The Sigmoid Comfort: Why 'AI Will Plateau' Isn't the Reassurance You Think

There’s a phrase circulating in AI discourse that functions as a kind of emotional sedative: “Every technology follows a sigmoid. It looks exponential now, but it’ll flatten soon.” Scott Alexander of Astral Codex Ten recently took this comfort apart, calmly, and the argument lands harder than you’d expect.

The Reassurance Built Into an S-Curve

A sigmoid is the familiar S-shape: slow start, explosive middle, gradual flattening. Moore’s Law followed one. So did aircraft altitude, car top speeds, and most major technologies once you zoom out far enough.

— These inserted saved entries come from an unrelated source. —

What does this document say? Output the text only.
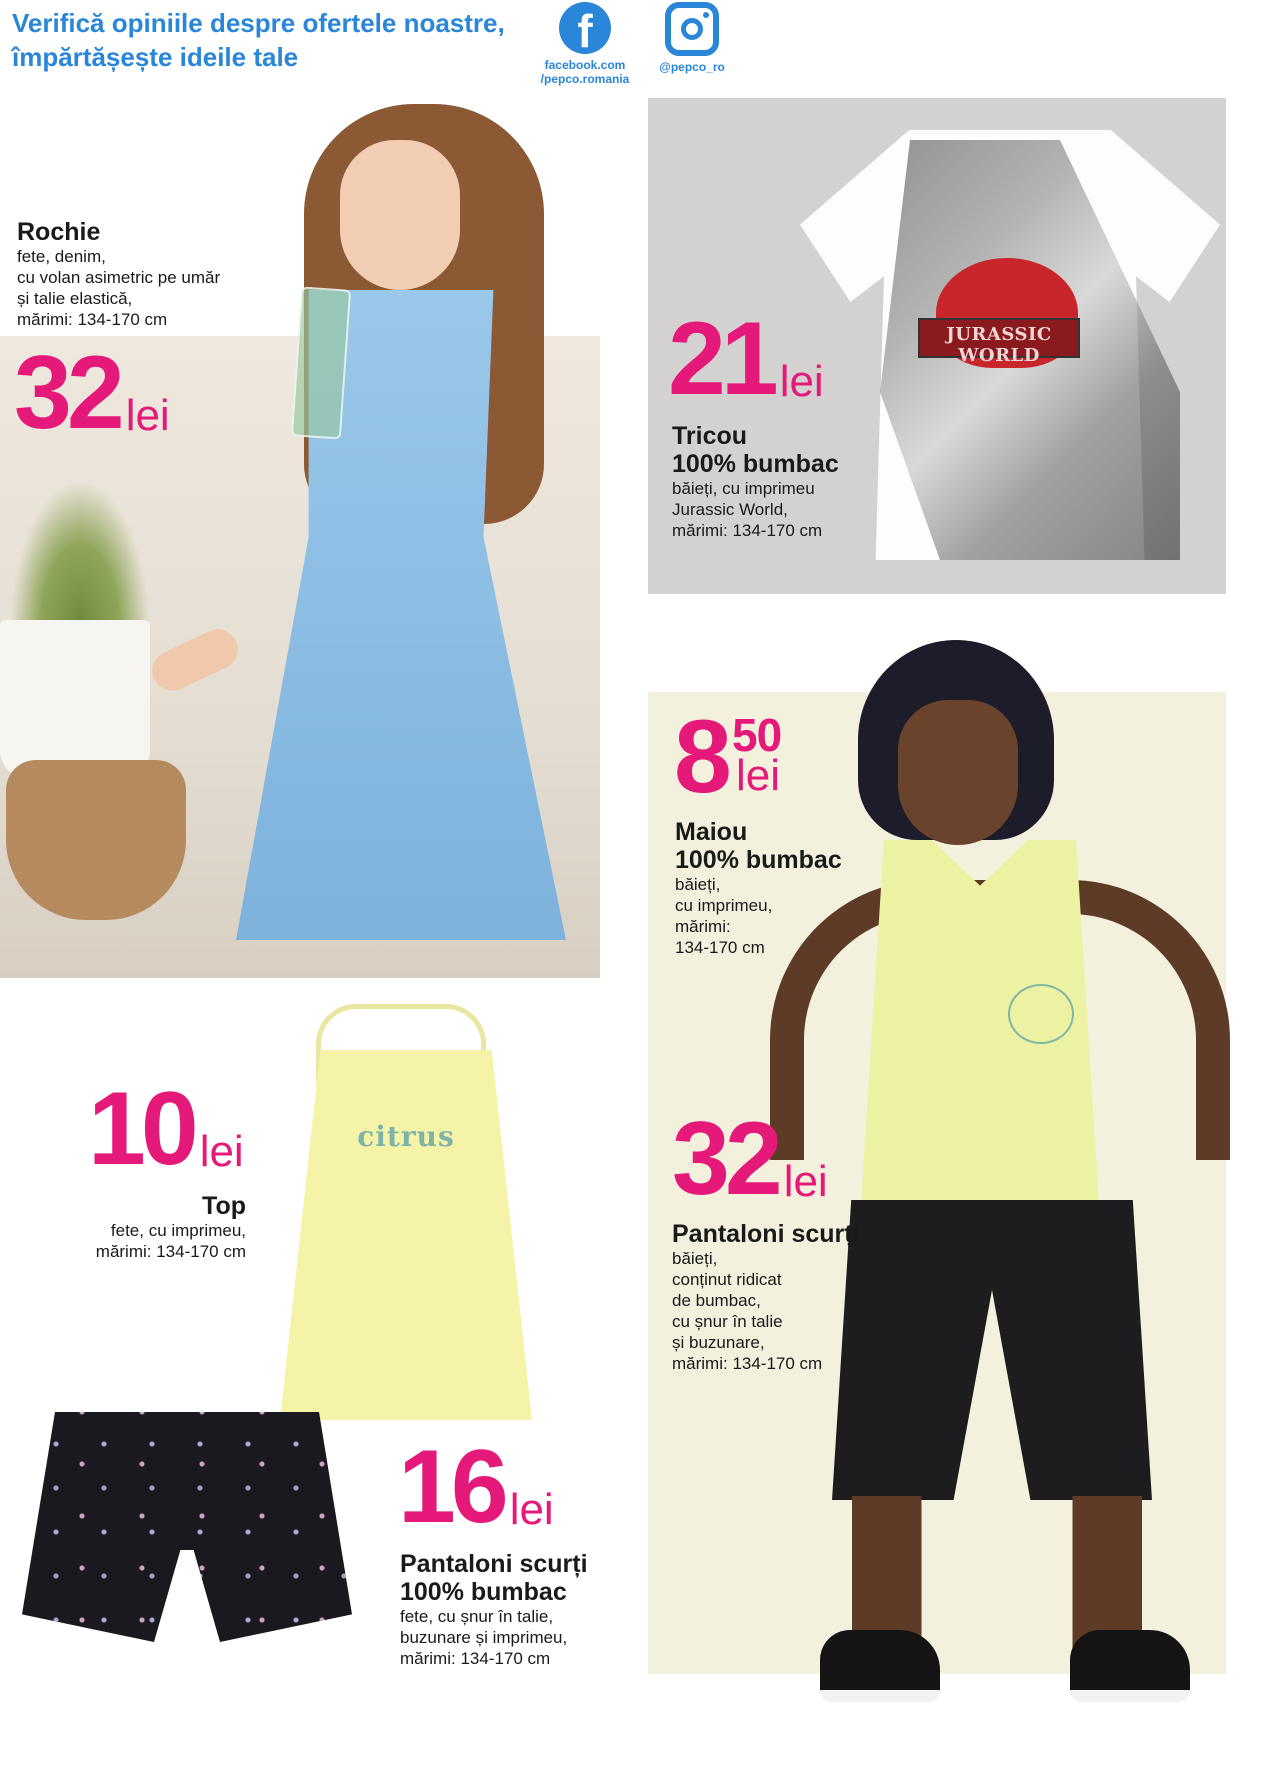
Verifică opiniile despre ofertele noastre,
împărtășește ideile tale	f
facebook.com
/pepco.romania
@pepco_ro
Rochie
fete, denim,
cu volan asimetric pe umăr
și talie elastică,
mărimi: 134-170 cm
32 lei
JURASSIC WORLD
21 lei
Tricou
100% bumbac
băieți, cu imprimeu
Jurassic World,
mărimi: 134-170 cm
8 50
lei
Maiou
100% bumbac
băieți,
cu imprimeu,
mărimi:
134-170 cm
32 lei
Pantaloni scurți
băieți,
conținut ridicat
de bumbac,
cu șnur în talie
și buzunare,
mărimi: 134-170 cm
citrus
10 lei
Top
fete, cu imprimeu,
mărimi: 134-170 cm
16 lei
Pantaloni scurți
100% bumbac
fete, cu șnur în talie,
buzunare și imprimeu,
mărimi: 134-170 cm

The implication people draw is obvious. GPT-3 to GPT-4 was a leap, sure, but data runs out. Compute hits walls. Algorithmic gains saturate. The message, delivered with a shrug, is “don’t worry, it’ll plateau.”

You can hear the psychological need underneath it. AGI anxiety, job displacement fears, alignment dread — sigmoid talk whispers that nature itself will hit the brakes before things get weird. It’s less an argument than a coping mechanism dressed in a graph.

Alexander’s Counter: The Plateau Height Is What Matters

The problem, Alexander points out, is that nobody knows where the curve flattens. That’s not a small footnote. It’s the entire question.

Aircraft speed is the cleanest illustration. Yes, it followed a sigmoid, and yes, it eventually plateaued near the sound barrier. But imagine if the plateau had landed at 10 km/h instead. Civilization would look unrecognizable. Now imagine it had flattened near the speed of light. Also unrecognizable, in the opposite direction.

AI is the same shape problem. The sigmoid might top out at “competent grad student” — annoying but manageable. Or it might top out at “every genius in history combined and running in parallel.” Knowing the curve is S-shaped tells you nothing about which world you live in. It’s like buying airline stock because you’ve confirmed planes follow a sigmoid, without checking whether they max out at jogging speed or escape velocity.

Where Are We on the Curve, Exactly?

Alexander’s second jab is sharper. Even granting the sigmoid framing, we have no reliable way to locate ourselves on it. Are we at the foot of the steep climb? Mid-ascent? Already past the inflection?

Benchmarks keep getting saturated, which suggests momentum, but benchmark saturation isn’t a position on a curve — it’s a position on a benchmark. Some researchers see clear walls approaching. Others say the field is barely warmed up. Both camps point at the same data and read it differently.

This is where the comfort collapses. “It will eventually flatten” can be true and useless at the same time. The sentence that matters — when, and at what capability level — gets no answer from the shape alone. Sigmoids promise a silhouette, not a finish line.

Sigmoids Stacked on Sigmoids

There’s a more uncomfortable framing worth sitting with. Technological progress isn’t usually one sigmoid. It’s a chain of overlapping ones, each new paradigm starting its climb roughly when the previous one stalls.

Steam plateaued, internal combustion took over. Vacuum tubes flattened, transistors began their own curve. There’s no obvious reason AI gets a single sigmoid either. Transformers may saturate, and something else — different architecture, different training paradigm, different substrate — picks up where they leave off. In that world, “it’ll plateau” isn’t even wrong; it’s just irrelevant. The plateau of one curve is the launchpad of the next.

This is why Alexander’s piece bites. To draw any genuine comfort from the sigmoid story, you’d need to answer three things: what capability level it tops out at, how long it stays flat, and whether the next paradigm starts before the old one cools. Nobody has those answers. Nobody is close.

What You’re Actually Left With

The sigmoid argument turns out to be a poor shield in AI safety debates. It’s an observation about shape, not a prediction about altitude. The only question that matters — where does this curve stop, if it stops — sits exactly where it did before anyone invoked the S.

So it’s worth asking yourself, honestly: when you reach for the sigmoid argument, are you doing analysis, or are you doing therapy? They look similar from the outside. They feel very different from the inside.